The 103 multiple-family starts in July brought the year-to-date activity to 903 units, which is nearly 81 per cent higher than the 500 units recorded in the first seven months of 2006.
In all 2006, there were only four months that recorded over 100 multiple-family dwelling starts.
Across the Winnipeg Census Metropolitan Area (city and surrounding municipalities), there were a total of 273 housing starts, about 26 per cent more than the 217 units started in July 2006.
Single-detached home starts closely matched last year’s pace. There was only one start more recorded in the first seven months of 2006. To the end of July, there were 1,050 starts this year.
In July, there were 170 foundations poured for single-family homes in the CMA, which was down 14 per cent from July 2006, but still the second highest month thus far in 2007.
CMHC said the wet weather toward the end of June and into the beginning of July had a negative impact on starts as builders had difficulty easily accessing building sites.
With 149 completions and 146 absorptions, the market continues to strike a balance between supply and demand, according to CMHC.

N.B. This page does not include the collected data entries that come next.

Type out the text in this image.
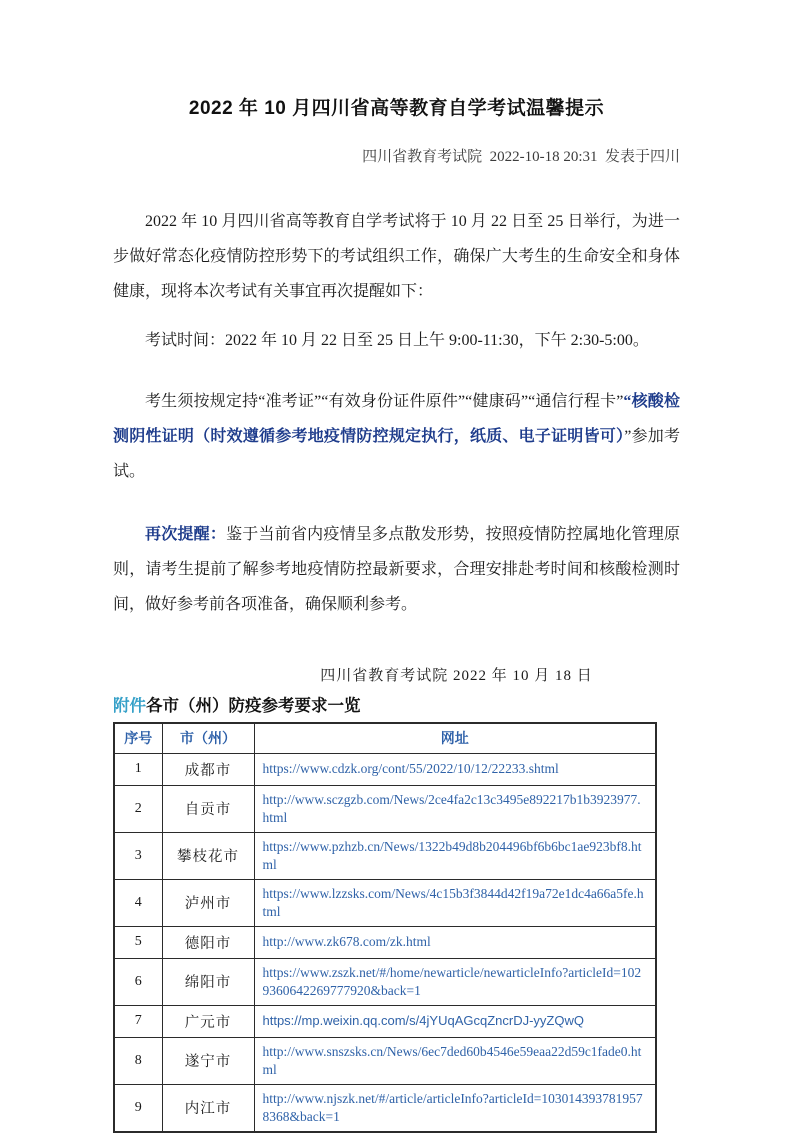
2022 年 10 月四川省高等教育自学考试温馨提示
四川省教育考试院  2022-10-18 20:31  发表于四川

2022 年 10 月四川省高等教育自学考试将于 10 月 22 日至 25 日举行，为进一步做好常态化疫情防控形势下的考试组织工作，确保广大考生的生命安全和身体健康，现将本次考试有关事宜再次提醒如下：

考试时间：2022 年 10 月 22 日至 25 日上午 9:00-11:30，下午 2:30-5:00。

考生须按规定持“准考证”“有效身份证件原件”“健康码”“通信行程卡”“核酸检测阴性证明（时效遵循参考地疫情防控规定执行，纸质、电子证明皆可）”参加考试。

再次提醒：鉴于当前省内疫情呈多点散发形势，按照疫情防控属地化管理原则，请考生提前了解参考地疫情防控最新要求，合理安排赴考时间和核酸检测时间，做好参考前各项准备，确保顺利参考。

四川省教育考试院 2022 年 10 月 18 日
附件各市（州）防疫参考要求一览
序号	市（州）	网址
1	成都市	https://www.cdzk.org/cont/55/2022/10/12/22233.shtml
2	自贡市	http://www.sczgzb.com/News/2ce4fa2c13c3495e892217b1b3923977.html
3	攀枝花市	https://www.pzhzb.cn/News/1322b49d8b204496bf6b6bc1ae923bf8.html
4	泸州市	https://www.lzzsks.com/News/4c15b3f3844d42f19a72e1dc4a66a5fe.html
5	德阳市	http://www.zk678.com/zk.html
6	绵阳市	https://www.zszk.net/#/home/newarticle/newarticleInfo?articleId=1029360642269777920&back=1
7	广元市	https://mp.weixin.qq.com/s/4jYUqAGcqZncrDJ-yyZQwQ
8	遂宁市	http://www.snszsks.cn/News/6ec7ded60b4546e59eaa22d59c1fade0.html
9	内江市	http://www.njszk.net/#/article/articleInfo?articleId=1030143937819578368&back=1
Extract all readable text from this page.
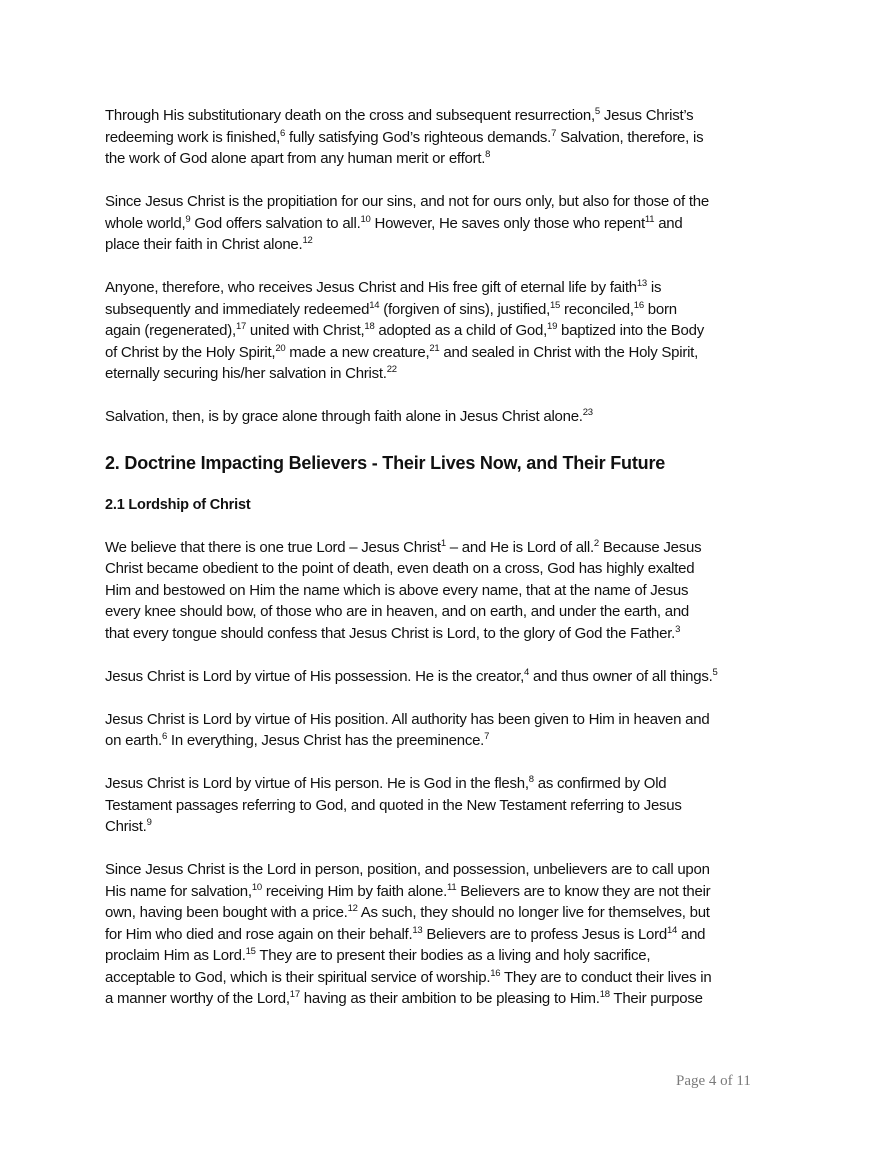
Through His substitutionary death on the cross and subsequent resurrection,$^5$ Jesus Christ’s
redeeming work is finished,$^6$ fully satisfying God’s righteous demands.$^7$ Salvation, therefore, is
the work of God alone apart from any human merit or effort.$^8$
Since Jesus Christ is the propitiation for our sins, and not for ours only, but also for those of the
whole world,$^9$ God offers salvation to all.$^{10}$ However, He saves only those who repent$^{11}$ and
place their faith in Christ alone.$^{12}$
Anyone, therefore, who receives Jesus Christ and His free gift of eternal life by faith$^{13}$ is
subsequently and immediately redeemed$^{14}$ (forgiven of sins), justified,$^{15}$ reconciled,$^{16}$ born
again (regenerated),$^{17}$ united with Christ,$^{18}$ adopted as a child of God,$^{19}$ baptized into the Body
of Christ by the Holy Spirit,$^{20}$ made a new creature,$^{21}$ and sealed in Christ with the Holy Spirit,
eternally securing his/her salvation in Christ.$^{22}$
Salvation, then, is by grace alone through faith alone in Jesus Christ alone.$^{23}$
2. Doctrine Impacting Believers - Their Lives Now, and Their Future
2.1 Lordship of Christ
We believe that there is one true Lord – Jesus Christ$^1$ – and He is Lord of all.$^2$ Because Jesus
Christ became obedient to the point of death, even death on a cross, God has highly exalted
Him and bestowed on Him the name which is above every name, that at the name of Jesus
every knee should bow, of those who are in heaven, and on earth, and under the earth, and
that every tongue should confess that Jesus Christ is Lord, to the glory of God the Father.$^3$
Jesus Christ is Lord by virtue of His possession. He is the creator,$^4$ and thus owner of all things.$^5$
Jesus Christ is Lord by virtue of His position. All authority has been given to Him in heaven and
on earth.$^6$ In everything, Jesus Christ has the preeminence.$^7$
Jesus Christ is Lord by virtue of His person. He is God in the flesh,$^8$ as confirmed by Old
Testament passages referring to God, and quoted in the New Testament referring to Jesus
Christ.$^9$
Since Jesus Christ is the Lord in person, position, and possession, unbelievers are to call upon
His name for salvation,$^{10}$ receiving Him by faith alone.$^{11}$ Believers are to know they are not their
own, having been bought with a price.$^{12}$ As such, they should no longer live for themselves, but
for Him who died and rose again on their behalf.$^{13}$ Believers are to profess Jesus is Lord$^{14}$ and
proclaim Him as Lord.$^{15}$ They are to present their bodies as a living and holy sacrifice,
acceptable to God, which is their spiritual service of worship.$^{16}$ They are to conduct their lives in
a manner worthy of the Lord,$^{17}$ having as their ambition to be pleasing to Him.$^{18}$ Their purpose
Page 4 of 11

Across Canada, the seasonally-adjusted annual rate of housing starts was 215,600 units in July, down from 225,300 units in June, according to CMHC.
“Housing starts in July continued their gradual decreasing trend as both multiple and single-detached starts declined,” said Bob Dugan, chief economist at CMHC’s Market Analysis Centre.
“The lower level of housing starts this month is consistent with our forecast of a gradual easing in the pace of new home construction in 2007 caused by rising prices and slightly higher mortgage rates.”
The seasonally-adjusted annual rate of urban starts decreased 5.7 per cent to 181,800 in July, compared to June. Urban singles were down 2.7 per cent to 89,700 units in July, while multiple starts decreased 8.4 per cent to 92,100 units.
Actual starts, in rural and urban areas combined, were down an estimated 4.8 per cent in the first seven months of 2007 compared to the same period in 2006. In urban areas, actual total starts fell an estimated six per cent year-to-date with both single and multiple starts declining by 6.7 per cent and 5.2 per cent, respectively.